Она подскочила к весьма необычному на вид тостеру, примостившемуся на холодильнике в углу, и включила его в розетку. Изо всех углов тостера вилась проволока, он был весь утыкан кнопками, ручками и тумблерами. Демельза не так давно его сконструировала, когда однажды не могла придумать, чем заняться в дождливое воскресное утро. Работал он так: тостеру задавался вопрос, а ответ был зашифрован в цвете выскакивающего хлеба. Если ломтик был золотистый и подрумяненный, то ответ был «да», а если тост был горелый, это означало, что ответ «нет». Результат не всегда был точным (недавно тостер провозгласил, что, да, бабуся Мадб действительно плотоядный жираф-зомби из космоса), но Демельза всё же полагала его достаточно надёжным.

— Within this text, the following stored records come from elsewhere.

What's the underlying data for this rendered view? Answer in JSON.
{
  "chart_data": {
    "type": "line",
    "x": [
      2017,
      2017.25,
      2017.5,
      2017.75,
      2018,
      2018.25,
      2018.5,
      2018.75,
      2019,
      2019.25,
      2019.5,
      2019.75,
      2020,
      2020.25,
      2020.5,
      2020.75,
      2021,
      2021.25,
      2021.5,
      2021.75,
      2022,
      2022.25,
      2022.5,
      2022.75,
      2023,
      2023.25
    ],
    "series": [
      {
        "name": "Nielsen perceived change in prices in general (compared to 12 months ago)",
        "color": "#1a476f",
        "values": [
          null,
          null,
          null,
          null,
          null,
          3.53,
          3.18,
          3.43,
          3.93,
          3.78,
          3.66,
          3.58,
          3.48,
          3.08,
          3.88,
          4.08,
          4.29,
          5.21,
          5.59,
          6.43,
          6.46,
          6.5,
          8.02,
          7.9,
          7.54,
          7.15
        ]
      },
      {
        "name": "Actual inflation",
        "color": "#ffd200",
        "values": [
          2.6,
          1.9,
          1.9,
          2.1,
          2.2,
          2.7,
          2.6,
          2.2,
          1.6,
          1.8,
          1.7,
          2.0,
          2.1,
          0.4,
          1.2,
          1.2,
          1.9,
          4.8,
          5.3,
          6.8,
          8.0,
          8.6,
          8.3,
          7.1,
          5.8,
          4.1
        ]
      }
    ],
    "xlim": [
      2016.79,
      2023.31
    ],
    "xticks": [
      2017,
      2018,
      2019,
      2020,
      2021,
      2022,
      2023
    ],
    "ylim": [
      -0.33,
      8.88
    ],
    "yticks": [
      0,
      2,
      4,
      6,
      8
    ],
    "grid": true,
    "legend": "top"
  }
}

Она вставила в отверстие толстый кусок цельнозернового хлеба и нажала на рычаг.

– Был ли прошлой ночью в коттедже кто-то посторонний? – спросила она у аппарата.

Она терпеливо подождала, на тостере перед ней крутились, тикали и щёлкали таймеры и лимбы. Раздался громкий «дзынь», пронзительный «пип», а затем…

ЩЁЛК!

Тост вылетел из прибора, как ракета, и Демельза схватила его в воздухе. Хлеб был славно подрумянен.

– Да! – сказала Демельза. – Так я и думала.

Она зарядила тостер новым ломтиком.

– Стоит ли мне расследовать это? – задала она свой следующий вопрос.

ЩЁЛК!

И снова выскочил золотистый тост.

– Что ж, решено! – воскликнула она, наклоняясь к Дрожку, который вынюхивал, не перепадёт ли ему хлебных крошек. – Как только вернусь из школы, возьмусь за дело и изобрету ловушку. И тот, кто побывал у меня в комнате этой ночью, попадётся в неё.


Загрузка...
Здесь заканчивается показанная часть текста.